- Born: Ansis Alberts Kaupēns 2 November 1895 Platone Parish, Courland Governorate, Russian Empire
- Died: 6 May 1927 (aged 31) Vircava Parish, Latvia
- Cause of death: Execution by hanging
- Conviction: Murder
- Criminal penalty: Death

Details
- Victims: 19
- Span of crimes: 1920–1926
- Country: Latvia
- Date apprehended: 8 June 1926

= Ansis Kaupēns =

Latvian robber and serial killer

Ansis Alberts Kaupēns (2 November 1895 – 6 May 1927) was a Latvian robber and serial killer; perhaps the most famous Latvian criminal of the interwar period.
Kaupēns was born in 1895 and baptized in Platone Parish. In 1916 he began serving in the Imperial Russian Army, and after that for the Red Army's 9th Latvian Riflemen Regiment (with the rank of sergeant), but in 1919 or 1920, he deserted and returned to live in Latvia.
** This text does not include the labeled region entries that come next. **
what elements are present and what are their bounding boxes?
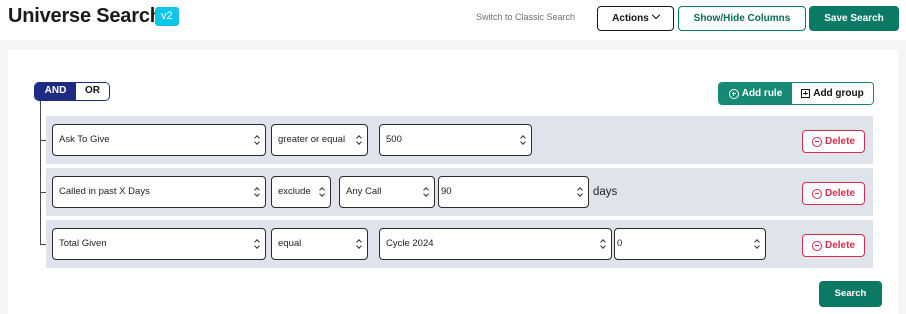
rule-subfield-select[interactable]: Any Call xyxy=(339,176,435,208)
rule-field-value: Total Given xyxy=(59,238,107,249)
add-group-label: Add group xyxy=(813,87,864,99)
add-rule-label: Add rule xyxy=(741,87,783,99)
combinator-and-button[interactable]: AND xyxy=(35,83,76,100)
rule-subfield-value: Any Call xyxy=(346,186,382,197)
rule-value-text: 500 xyxy=(386,134,402,145)
rule-field-select[interactable]: Ask To Give xyxy=(52,124,266,156)
updown-arrows-icon xyxy=(600,239,606,250)
updown-arrows-icon xyxy=(319,187,325,198)
updown-arrows-icon xyxy=(423,187,429,198)
rule-unit-label: days xyxy=(593,186,618,198)
rule-value-text: 90 xyxy=(441,186,452,197)
delete-rule-button[interactable]: Delete xyxy=(802,182,865,205)
plus-circle-icon xyxy=(728,88,739,99)
rule-value-input[interactable]: 0 xyxy=(614,228,766,260)
add-group-button[interactable]: Add group xyxy=(792,83,873,104)
updown-arrows-icon xyxy=(577,187,583,198)
rule-subfield-value: Cycle 2024 xyxy=(386,238,434,249)
version-badge: v2 xyxy=(155,7,179,26)
rule-operator-select[interactable]: equal xyxy=(271,228,368,260)
rule-field-value: Ask To Give xyxy=(59,134,110,145)
updown-arrows-icon xyxy=(254,135,260,146)
rule-operator-select[interactable]: greater or equal xyxy=(271,124,368,156)
search-button[interactable]: Search xyxy=(819,281,882,307)
delete-label: Delete xyxy=(824,188,855,199)
query-builder-panel: AND OR Add rule Add group Ask To Give gr… xyxy=(8,50,898,314)
combinator-toggle: AND OR xyxy=(34,82,110,101)
delete-label: Delete xyxy=(824,136,855,147)
page-title: Universe Search xyxy=(8,5,162,27)
rule-row: Total Given equal Cycle 2024 0 Delete xyxy=(46,220,873,268)
rule-operator-select[interactable]: exclude xyxy=(271,176,331,208)
rule-value-input[interactable]: 90 xyxy=(438,176,589,208)
rule-field-select[interactable]: Total Given xyxy=(52,228,266,260)
rule-tree-connector xyxy=(40,101,41,244)
switch-to-classic-link[interactable]: Switch to Classic Search xyxy=(476,12,575,22)
rule-operator-value: equal xyxy=(278,238,302,249)
delete-rule-button[interactable]: Delete xyxy=(802,234,865,257)
rule-operator-value: exclude xyxy=(278,186,311,197)
updown-arrows-icon xyxy=(254,187,260,198)
updown-arrows-icon xyxy=(520,135,526,146)
save-search-button[interactable]: Save Search xyxy=(809,6,899,31)
rule-operator-value: greater or equal xyxy=(278,134,346,145)
actions-label: Actions xyxy=(612,13,649,24)
rule-row: Ask To Give greater or equal 500 Delete xyxy=(46,116,873,164)
rule-row: Called in past X Days exclude Any Call 9… xyxy=(46,168,873,216)
rule-value-text: 0 xyxy=(617,238,623,249)
updown-arrows-icon xyxy=(356,135,362,146)
rule-subfield-select[interactable]: Cycle 2024 xyxy=(379,228,612,260)
updown-arrows-icon xyxy=(754,239,760,250)
delete-rule-button[interactable]: Delete xyxy=(802,130,865,153)
minus-circle-icon xyxy=(811,136,822,147)
rule-field-select[interactable]: Called in past X Days xyxy=(52,176,266,208)
add-rule-button[interactable]: Add rule xyxy=(719,83,792,104)
page-header: Universe Search v2 Switch to Classic Sea… xyxy=(0,0,906,40)
chevron-down-icon xyxy=(651,10,661,20)
rule-field-value: Called in past X Days xyxy=(59,186,150,197)
combinator-or-button[interactable]: OR xyxy=(76,83,109,100)
rule-value-input[interactable]: 500 xyxy=(379,124,532,156)
actions-dropdown-button[interactable]: Actions xyxy=(597,6,674,31)
minus-circle-icon xyxy=(811,240,822,251)
show-hide-columns-button[interactable]: Show/Hide Columns xyxy=(678,6,806,31)
plus-square-icon xyxy=(801,89,811,98)
add-controls: Add rule Add group xyxy=(718,82,874,105)
updown-arrows-icon xyxy=(254,239,260,250)
minus-circle-icon xyxy=(811,188,822,199)
delete-label: Delete xyxy=(824,240,855,251)
updown-arrows-icon xyxy=(356,239,362,250)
He committed his first robbery on 29 January 1920 and the last on 29 May 1926. During this period, more than 30 robberies and 19 murders were supposedly committed. In the meantime, Kaupēns worked as a paper hanger in Jelgava during the day. He was even able to stop and rob a passenger train (on 27 September 1923 between Viesīte and Daudzeva), but mostly robbed on highways. Arrested on 8 June 1926 and sentenced to death, Kaupēns was executed by hanging on 6 May 1927. He was buried in Svēte Parish.

The life of Kaupēns became the basis of several books and films, such as Andris Grūtups' 2001 book Tiesāšanās kā māksla and the 2011 film Kaupēns, which was based on his crimes.